December 14, 1922: Tug Reliance sinks on Lake Superior, four dead

On this day on Lake Superior in 1922, the tug Reliance became stranded off Lizard Island off the Canadian North Shore on the eastern end of the lake. The Reliance was owned by the Spanish River Paper Company and was taking supplies to its logging camps when she struck a rock, breaking her wheel. Two days later the news out of Saulte Ste. Marie was that she had sunk and that 36 crew members and passengers, including 20 lumberjacks and captain D. A. Williams, were missing. The previous story was clarified: not only had the vessel lost its wheel, but it went down “almost immediately” in a blinding snowstorm.

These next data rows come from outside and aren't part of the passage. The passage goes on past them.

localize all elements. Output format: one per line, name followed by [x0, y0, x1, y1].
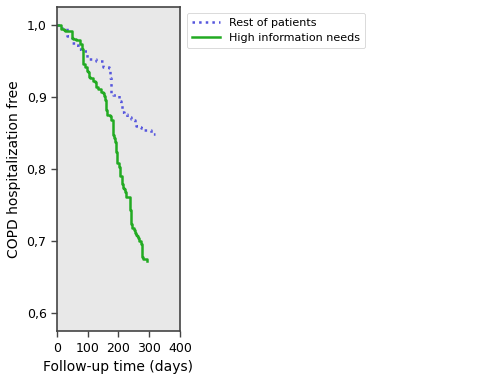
High information needs [134, 234, 140, 239]
High information needs [111, 136, 117, 140]
Rest of patients [128, 117, 134, 122]
Line: High information needs: High information needs [57, 25, 148, 261]
Rest of patients [84, 55, 90, 60]
Rest of patients [75, 47, 81, 52]
Rest of patients [138, 126, 143, 131]
Rest of patients [110, 93, 116, 97]
Rest of patients [131, 118, 137, 123]
Rest of patients [124, 115, 130, 120]
High information needs [122, 195, 128, 199]
Line: Rest of patients: Rest of patients [57, 25, 155, 134]
Rest of patients [72, 43, 78, 47]
Rest of patients [121, 112, 127, 117]
Rest of patients [66, 35, 72, 40]
Rest of patients [108, 90, 114, 95]
Rest of patients [86, 57, 91, 61]
Rest of patients [106, 65, 112, 70]
Rest of patients [107, 76, 113, 81]
Rest of patients [148, 131, 154, 135]
Rest of patients [148, 132, 154, 136]
High information needs [130, 227, 136, 232]
Rest of patients [134, 124, 140, 129]
Rest of patients [92, 59, 98, 63]
Rest of patients [100, 65, 105, 69]
Rest of patients [137, 124, 143, 129]
X-axis label: Follow-up time (days): Follow-up time (days) [44, 360, 194, 374]
Rest of patients [78, 48, 84, 53]
Rest of patients [116, 98, 122, 103]
Rest of patients [140, 127, 145, 132]
Legend: Rest of patients, High information needs: Rest of patients, High information needs [186, 13, 366, 48]
Rest of patients [54, 22, 60, 27]
High information needs [116, 162, 121, 166]
Rest of patients [107, 67, 113, 71]
Rest of patients [64, 34, 70, 39]
Rest of patients [99, 59, 105, 64]
Rest of patients [120, 110, 126, 114]
High information needs [128, 221, 134, 225]
Rest of patients [128, 117, 134, 121]
Rest of patients [117, 99, 123, 104]
Rest of patients [64, 29, 70, 33]
Rest of patients [55, 23, 61, 27]
Rest of patients [132, 119, 138, 124]
Rest of patients [118, 102, 124, 107]
Rest of patients [152, 132, 158, 137]
Rest of patients [124, 115, 130, 120]
Rest of patients [87, 57, 93, 62]
Rest of patients [56, 26, 62, 30]
High information needs [54, 22, 60, 27]
High information needs [144, 259, 150, 264]
Rest of patients [69, 41, 75, 46]
Y-axis label: COPD hospitalization free: COPD hospitalization free [7, 80, 21, 258]
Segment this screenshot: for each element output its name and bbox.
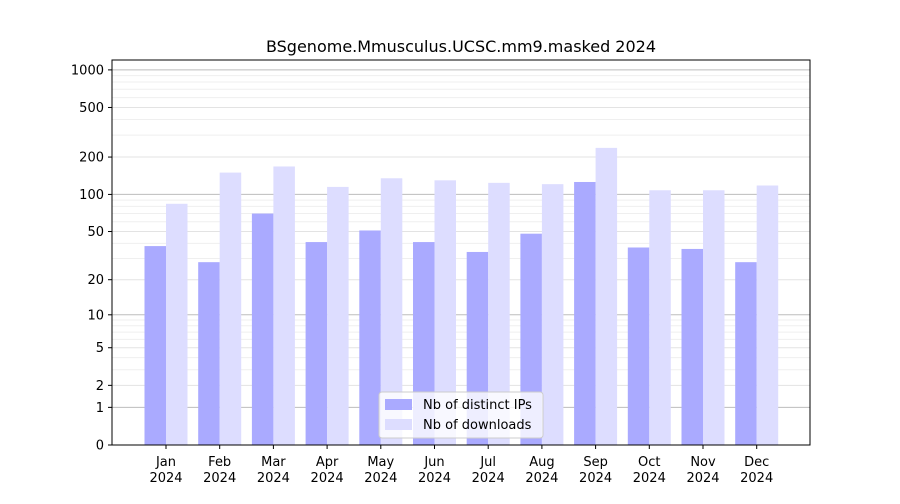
bars — [144, 147, 779, 445]
bar-downloads — [756, 185, 779, 445]
x-tick-label-month: Mar — [261, 455, 286, 470]
legend-swatch — [385, 419, 412, 430]
x-tick-label-month: Jul — [479, 455, 496, 470]
y-tick-label: 5 — [96, 341, 104, 356]
bar-distinct-ips — [735, 262, 757, 445]
x-tick-label-year: 2024 — [149, 471, 182, 486]
bar-distinct-ips — [627, 247, 650, 445]
y-tick-label: 1 — [96, 401, 104, 416]
y-tick-label: 100 — [79, 188, 104, 203]
y-tick-label: 2 — [96, 379, 104, 394]
x-tick-label-month: Jan — [155, 455, 176, 470]
bar-distinct-ips — [574, 181, 596, 445]
bar-downloads — [273, 166, 295, 445]
x-tick-label-month: Jun — [423, 455, 444, 470]
y-tick-label: 0 — [96, 439, 104, 454]
x-tick-label-year: 2024 — [203, 471, 236, 486]
x-tick-label-year: 2024 — [418, 471, 451, 486]
bar-downloads — [327, 186, 349, 445]
y-tick-label: 20 — [87, 273, 104, 288]
chart-title: BSgenome.Mmusculus.UCSC.mm9.masked 2024 — [266, 37, 656, 56]
legend-label: Nb of distinct IPs — [423, 398, 532, 413]
x-tick-label-month: Nov — [690, 455, 716, 470]
bar-distinct-ips — [359, 230, 381, 445]
bar-downloads — [595, 147, 618, 445]
x-tick-label-year: 2024 — [257, 471, 290, 486]
legend-label: Nb of downloads — [423, 418, 532, 433]
y-tick-label: 1000 — [71, 63, 104, 78]
bar-downloads — [649, 190, 671, 445]
bar-distinct-ips — [144, 246, 166, 445]
bar-distinct-ips — [681, 248, 703, 445]
y-tick-label: 200 — [79, 151, 104, 166]
bar-downloads — [434, 180, 456, 445]
y-axis: 0 1 2 5 10 20 50 100 200 500 1000 — [71, 63, 112, 454]
bar-downloads — [219, 172, 242, 445]
y-tick-label: 50 — [87, 225, 104, 240]
bar-downloads — [488, 182, 510, 445]
x-tick-label-month: Apr — [316, 455, 339, 470]
x-tick-label-month: Aug — [529, 455, 554, 470]
plot-frame — [111, 59, 811, 446]
x-tick-label-year: 2024 — [740, 471, 773, 486]
legend-swatch — [385, 399, 412, 410]
x-tick-label-year: 2024 — [633, 471, 666, 486]
x-tick-label-month: Feb — [208, 455, 231, 470]
x-tick-label-month: Oct — [638, 455, 660, 470]
x-tick-label-month: Sep — [583, 455, 608, 470]
bar-distinct-ips — [251, 213, 274, 445]
x-tick-label-year: 2024 — [472, 471, 505, 486]
y-tick-label: 500 — [79, 101, 104, 116]
x-tick-label-year: 2024 — [686, 471, 719, 486]
bar-distinct-ips — [198, 262, 220, 445]
x-tick-label-year: 2024 — [364, 471, 397, 486]
legend: Nb of distinct IPs Nb of downloads — [378, 391, 544, 439]
x-tick-label-year: 2024 — [311, 471, 344, 486]
bar-downloads — [703, 190, 725, 445]
bar-downloads — [380, 178, 403, 445]
x-tick-label-month: May — [367, 455, 394, 470]
bar-downloads — [541, 184, 564, 445]
x-tick-label-month: Dec — [744, 455, 769, 470]
y-tick-label: 10 — [87, 308, 104, 323]
x-tick-label-year: 2024 — [525, 471, 558, 486]
legend-box — [378, 391, 544, 439]
bar-downloads — [166, 203, 188, 445]
bar-distinct-ips — [305, 242, 328, 445]
x-tick-label-year: 2024 — [579, 471, 612, 486]
x-axis: Jan2024Feb2024Mar2024Apr2024May2024Jun20… — [149, 445, 773, 486]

By the nineteenth, newspapers reported that the tug did not sink but was stranded, and that all of the missing had been located except for four men: John McPherson of Booth Fisheries, Fred Regen of the Superior Paper Company, passenger Gus John, and an “unidentified Finlander.” Immediately following the stranding, several men, including Captain Williams, manned two life boats and an auxiliary launch to find help in the blinding snow. A group of nine trekked 16 miles in the snow before their safety was ensured, but along the way they were forced to abandon the tug’s cook and his wife after she was overcome with exhaustion (they were later found and saved). After four days of waiting for help, fireman Billy Gow volunteered to jump into the icy waters and swim to land carrying a rope tied to the tugboat. The rope would was then used to pull a small makeshift raft from the tug to shore so the remaining passengers could reach the shore. Eventually other vessels arrived to save the passengers.